Sunday, April 10, 2011

18. "Womanizer" (2).


David, in his comment, points to the negative in "womanizer" that is not found in the word I supplied as more accurate, "woman-enjoyer." I missed that and I've worried ever since that I've underestimated "womanizer" and ought to make an adjustment.


I follow David where he feels the word's strength, in the negative judgment that the man is taking advantage of women. Then, through "simonize" and "martinize," I follow him to an association with products, things industrial, made for our use, to seeing that the man is taking advantage of women in a pretty cold, mechanical way. That makes "woman-enjoyer" and "philanderer" look weak.


I get the best feeling for the strength of all these words when I picture them spoken within the man's hearing. I see him feeling put down some by "philanderer" and taking "woman-enjoyer" in stride.
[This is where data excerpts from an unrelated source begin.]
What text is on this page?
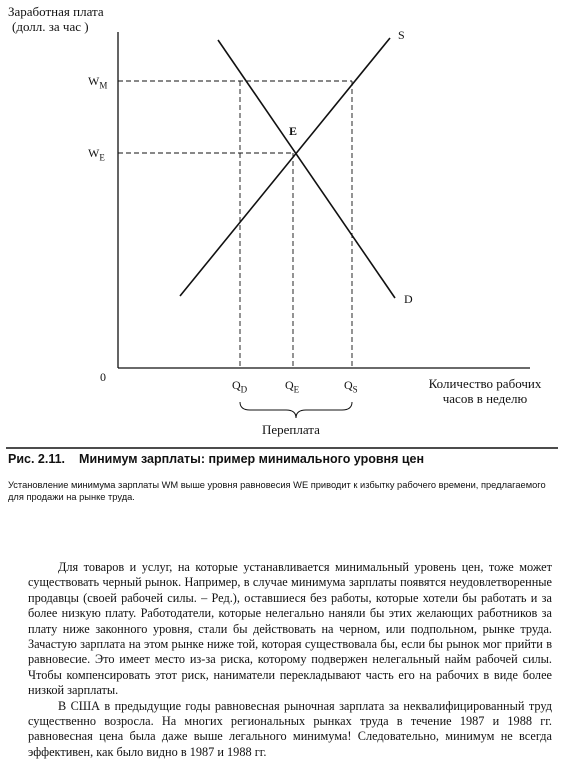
Заработная плата
(долл. за час )
Количество рабочих
часов в неделю
$W_M$
$W_E$
0
$Q_D$	$Q_E$	$Q_S$
S
D
E
Переплата
Рис. 2.11. Минимум зарплаты: пример минимального уровня цен
Установление минимума зарплаты WM выше уровня равновесия WE приводит к избытку рабочего времени, предлагаемого для продажи на рынке труда.

Для товаров и услуг, на которые устанавливается минимальный уровень цен, тоже может существовать черный рынок. Например, в случае минимума зарплаты появятся неудовлетворенные продавцы (своей рабочей силы. – Ред.), оставшиеся без работы, которые хотели бы работать и за более низкую плату. Работодатели, которые нелегально наняли бы этих желающих работников за плату ниже законного уровня, стали бы действовать на черном, или подпольном, рынке труда. Зачастую зарплата на этом рынке ниже той, которая существовала бы, если бы рынок мог прийти в равновесие. Это имеет место из-за риска, которому подвержен нелегальный найм рабочей силы. Чтобы компенсировать этот риск, наниматели перекладывают часть его на рабочих в виде более низкой зарплаты.

В США в предыдущие годы равновесная рыночная зарплата за неквалифицированный труд существенно возросла. На многих региональных рынках труда в течение 1987 и 1988 гг. равновесная цена была даже выше легального минимума! Следовательно, минимум не всегда эффективен, как было видно в 1987 и 1988 гг.
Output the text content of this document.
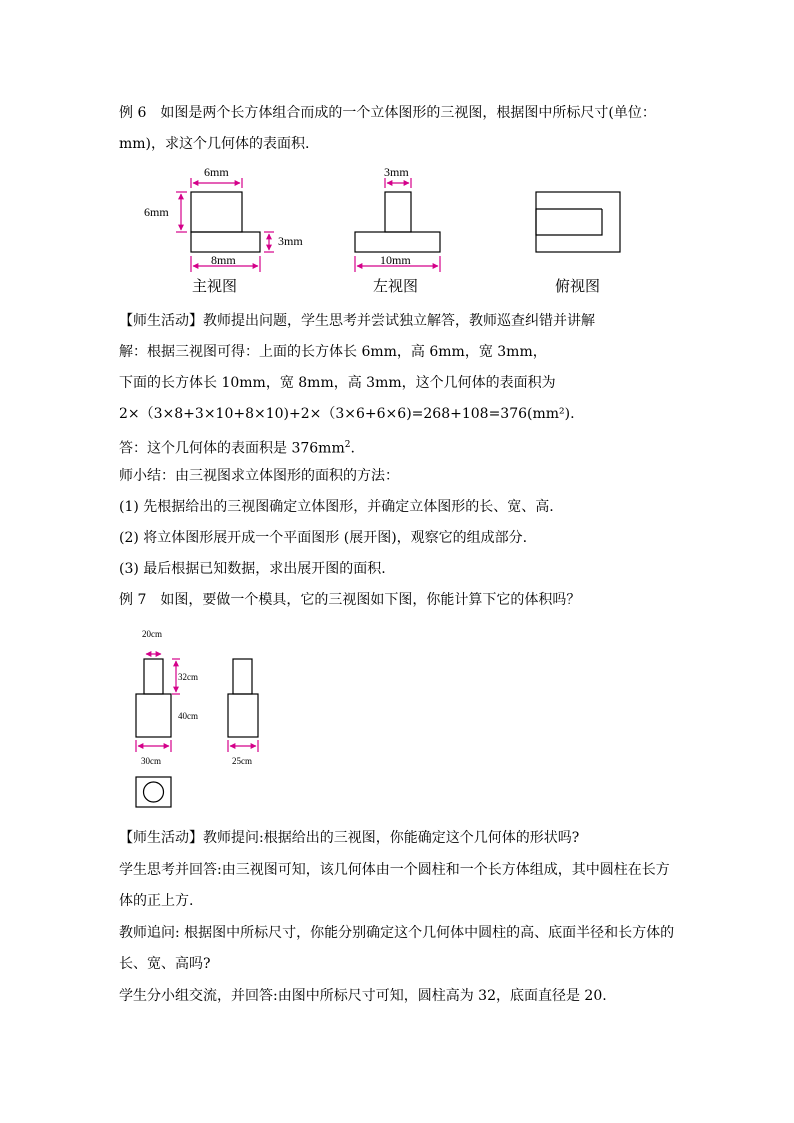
例 6　如图是两个长方体组合而成的一个立体图形的三视图，根据图中所标尺寸(单位：
mm)，求这个几何体的表面积.
6mm
6mm
3mm
8mm
主视图
3mm
10mm
左视图	俯视图
【师生活动】教师提出问题，学生思考并尝试独立解答，教师巡查纠错并讲解
解：根据三视图可得：上面的长方体长 6mm，高 6mm，宽 3mm，
下面的长方体长 10mm，宽 8mm，高 3mm，这个几何体的表面积为
2×（3×8+3×10+8×10)+2×（3×6+6×6)=268+108=376(mm²).
答：这个几何体的表面积是 $376mm^2$.
师小结：由三视图求立体图形的面积的方法：
(1) 先根据给出的三视图确定立体图形，并确定立体图形的长、宽、高.
(2) 将立体图形展开成一个平面图形 (展开图)，观察它的组成部分.
(3) 最后根据已知数据，求出展开图的面积.
例 7　如图，要做一个模具，它的三视图如下图，你能计算下它的体积吗？
20cm
32cm
40cm
30cm	25cm
【师生活动】教师提问:根据给出的三视图，你能确定这个几何体的形状吗?
学生思考并回答:由三视图可知，该几何体由一个圆柱和一个长方体组成，其中圆柱在长方
体的正上方.
教师追问: 根据图中所标尺寸，你能分别确定这个几何体中圆柱的高、底面半径和长方体的
长、宽、高吗?
学生分小组交流，并回答:由图中所标尺寸可知，圆柱高为 32，底面直径是 20.
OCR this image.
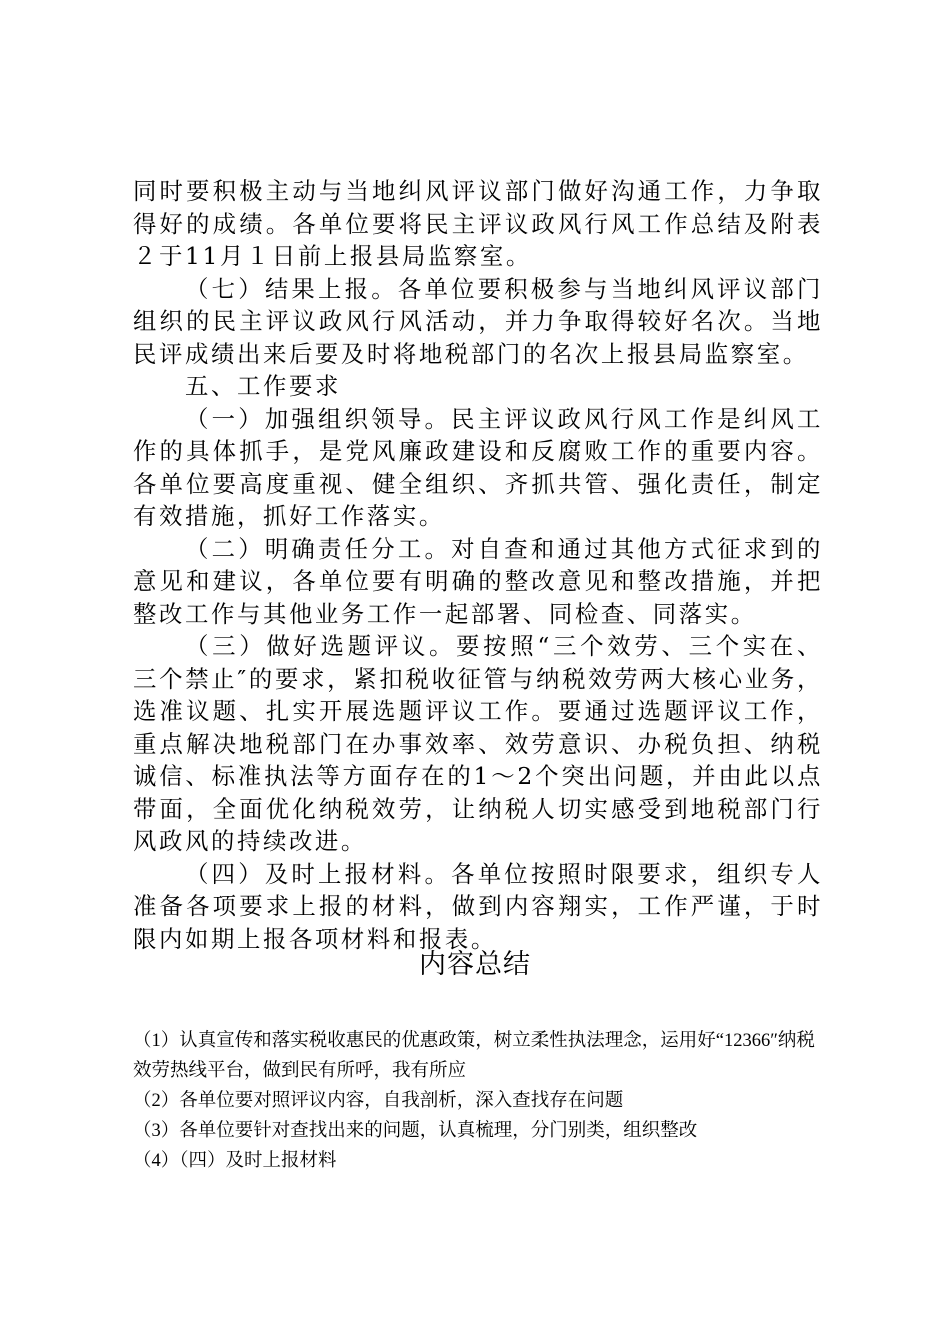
同时要积极主动与当地纠风评议部门做好沟通工作，力争取得好的成绩。各单位要将民主评议政风行风工作总结及附表２于11月１日前上报县局监察室。

（七）结果上报。各单位要积极参与当地纠风评议部门组织的民主评议政风行风活动，并力争取得较好名次。当地民评成绩出来后要及时将地税部门的名次上报县局监察室。

五、工作要求

（一）加强组织领导。民主评议政风行风工作是纠风工作的具体抓手，是党风廉政建设和反腐败工作的重要内容。各单位要高度重视、健全组织、齐抓共管、强化责任，制定有效措施，抓好工作落实。

（二）明确责任分工。对自查和通过其他方式征求到的意见和建议，各单位要有明确的整改意见和整改措施，并把整改工作与其他业务工作一起部署、同检查、同落实。

（三）做好选题评议。要按照“三个效劳、三个实在、三个禁止″的要求，紧扣税收征管与纳税效劳两大核心业务，选准议题、扎实开展选题评议工作。要通过选题评议工作，重点解决地税部门在办事效率、效劳意识、办税负担、纳税诚信、标准执法等方面存在的1～2个突出问题，并由此以点带面，全面优化纳税效劳，让纳税人切实感受到地税部门行风政风的持续改进。

（四）及时上报材料。各单位按照时限要求，组织专人准备各项要求上报的材料，做到内容翔实，工作严谨，于时限内如期上报各项材料和报表。

内容总结

（1）认真宣传和落实税收惠民的优惠政策，树立柔性执法理念，运用好“12366″纳税效劳热线平台，做到民有所呼，我有所应

（2）各单位要对照评议内容，自我剖析，深入查找存在问题

（3）各单位要针对查找出来的问题，认真梳理，分门别类，组织整改

（4）（四）及时上报材料
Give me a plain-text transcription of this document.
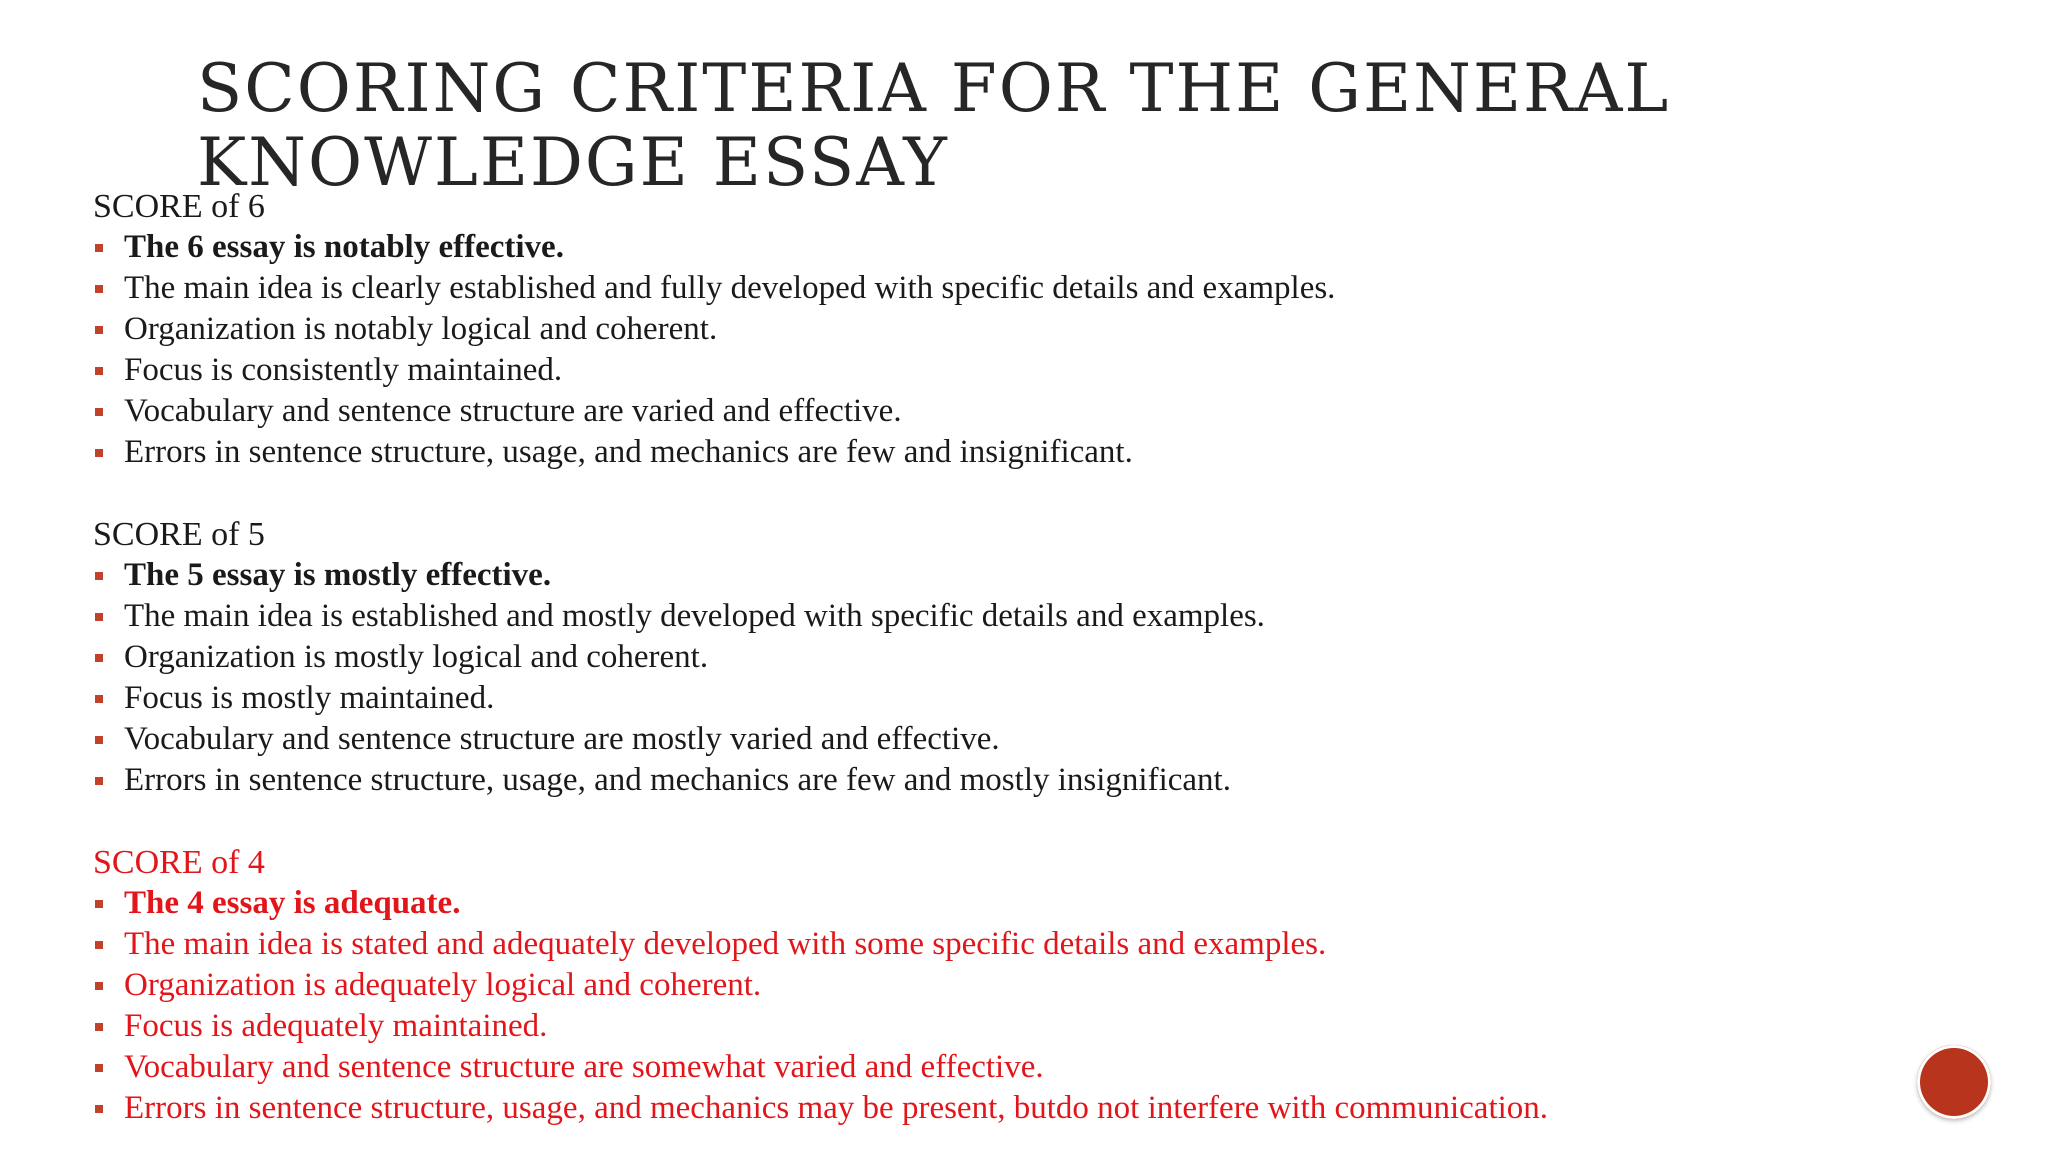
SCORING CRITERIA FOR THE GENERAL KNOWLEDGE ESSAY

SCORE of 6

The 6 essay is notably effective.
The main idea is clearly established and fully developed with specific details and examples.
Organization is notably logical and coherent.
Focus is consistently maintained.
Vocabulary and sentence structure are varied and effective.
Errors in sentence structure, usage, and mechanics are few and insignificant.

SCORE of 5

The 5 essay is mostly effective.
The main idea is established and mostly developed with specific details and examples.
Organization is mostly logical and coherent.
Focus is mostly maintained.
Vocabulary and sentence structure are mostly varied and effective.
Errors in sentence structure, usage, and mechanics are few and mostly insignificant.

SCORE of 4

The 4 essay is adequate.
The main idea is stated and adequately developed with some specific details and examples.
Organization is adequately logical and coherent.
Focus is adequately maintained.
Vocabulary and sentence structure are somewhat varied and effective.
Errors in sentence structure, usage, and mechanics may be present, butdo not interfere with communication.
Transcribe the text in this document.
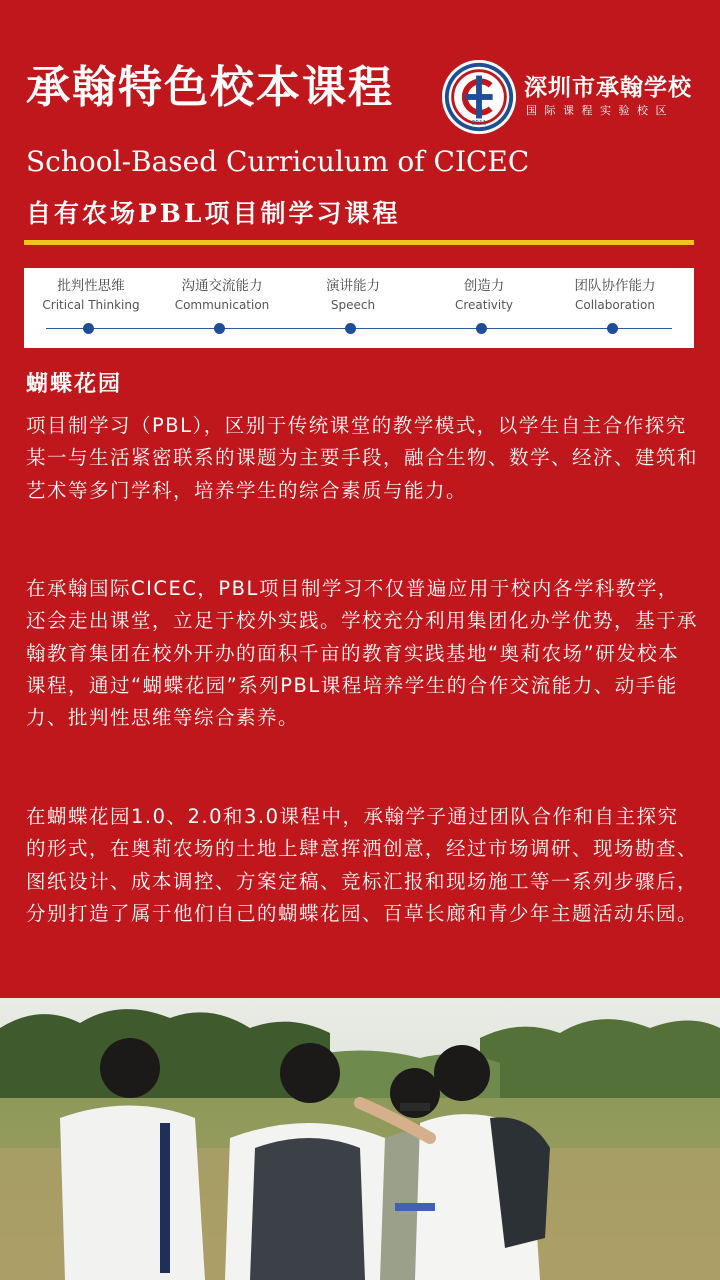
承翰特色校本课程
2011
深圳市承翰学校
国际课程实验校区
School-Based Curriculum of CICEC
自有农场PBL项目制学习课程
批判性思维
Critical Thinking
沟通交流能力
Communication
演讲能力
Speech
创造力
Creativity
团队协作能力
Collaboration
蝴蝶花园
项目制学习（PBL），区别于传统课堂的教学模式，以学生自主合作探究某一与生活紧密联系的课题为主要手段，融合生物、数学、经济、建筑和艺术等多门学科，培养学生的综合素质与能力。
在承翰国际CICEC，PBL项目制学习不仅普遍应用于校内各学科教学，还会走出课堂，立足于校外实践。学校充分利用集团化办学优势，基于承翰教育集团在校外开办的面积千亩的教育实践基地“奥莉农场”研发校本课程，通过“蝴蝶花园”系列PBL课程培养学生的合作交流能力、动手能力、批判性思维等综合素养。
在蝴蝶花园1.0、2.0和3.0课程中，承翰学子通过团队合作和自主探究的形式，在奥莉农场的土地上肆意挥洒创意，经过市场调研、现场勘查、图纸设计、成本调控、方案定稿、竞标汇报和现场施工等一系列步骤后，分别打造了属于他们自己的蝴蝶花园、百草长廊和青少年主题活动乐园。
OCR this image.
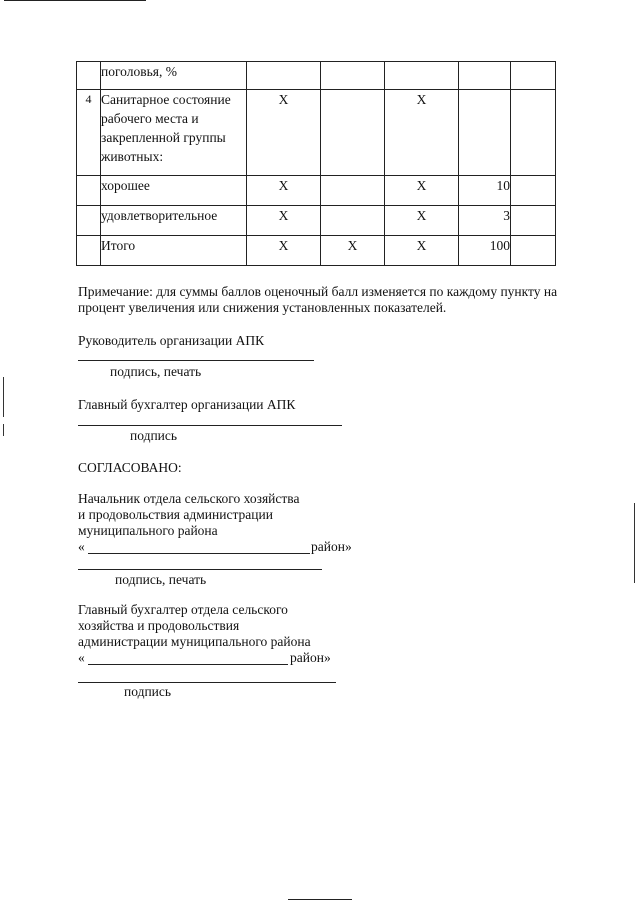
	поголовья, %					

4	Санитарное состояние
рабочего места и
закрепленной группы
животных:	Х		Х		

	хорошее	Х		Х	10	

	удовлетворительное	Х		Х	3	

	Итого	Х	Х	Х	100	
Примечание: для суммы баллов оценочный балл изменяется по каждому пункту на
процент увеличения или снижения установленных показателей.
Руководитель организации АПК
подпись, печать
Главный бухгалтер организации АПК
подпись
СОГЛАСОВАНО:
Начальник отдела сельского хозяйства
и продовольствия администрации
муниципального района
«	район»
подпись, печать
Главный бухгалтер отдела сельского
хозяйства и продовольствия
администрации муниципального района
«	район»
подпись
The word he would really like to hear, though, among those he has a chance of hearing, is "ladies' man." That's not far from the image he has of himself. He seduces women, he wins them, he romances them. That's his activity, a kind of romancing.


"The hell it is," says "womanizer." The word puts him in the sex industry. One of the categories in the workers' ads. "I do women." There's its great strength. Industrial strength. It blows all the romance away.


So now I think "womanizer" is a great word. So what if it doesn't fit the model "ize" form. A misfit is a small price to pay for such a benefit.


I'm wondering now about seeing the benefit in this word only in its suggestive power. To ridicule here, to laugh, is to put Casanova in the right perspective. The truth about seduction, according to Elizabeth Hardwick, is that though it "may be baneful, even tragic, the seducer at his work is essentially comic." If she's right the word I found inaccurate is right on the button.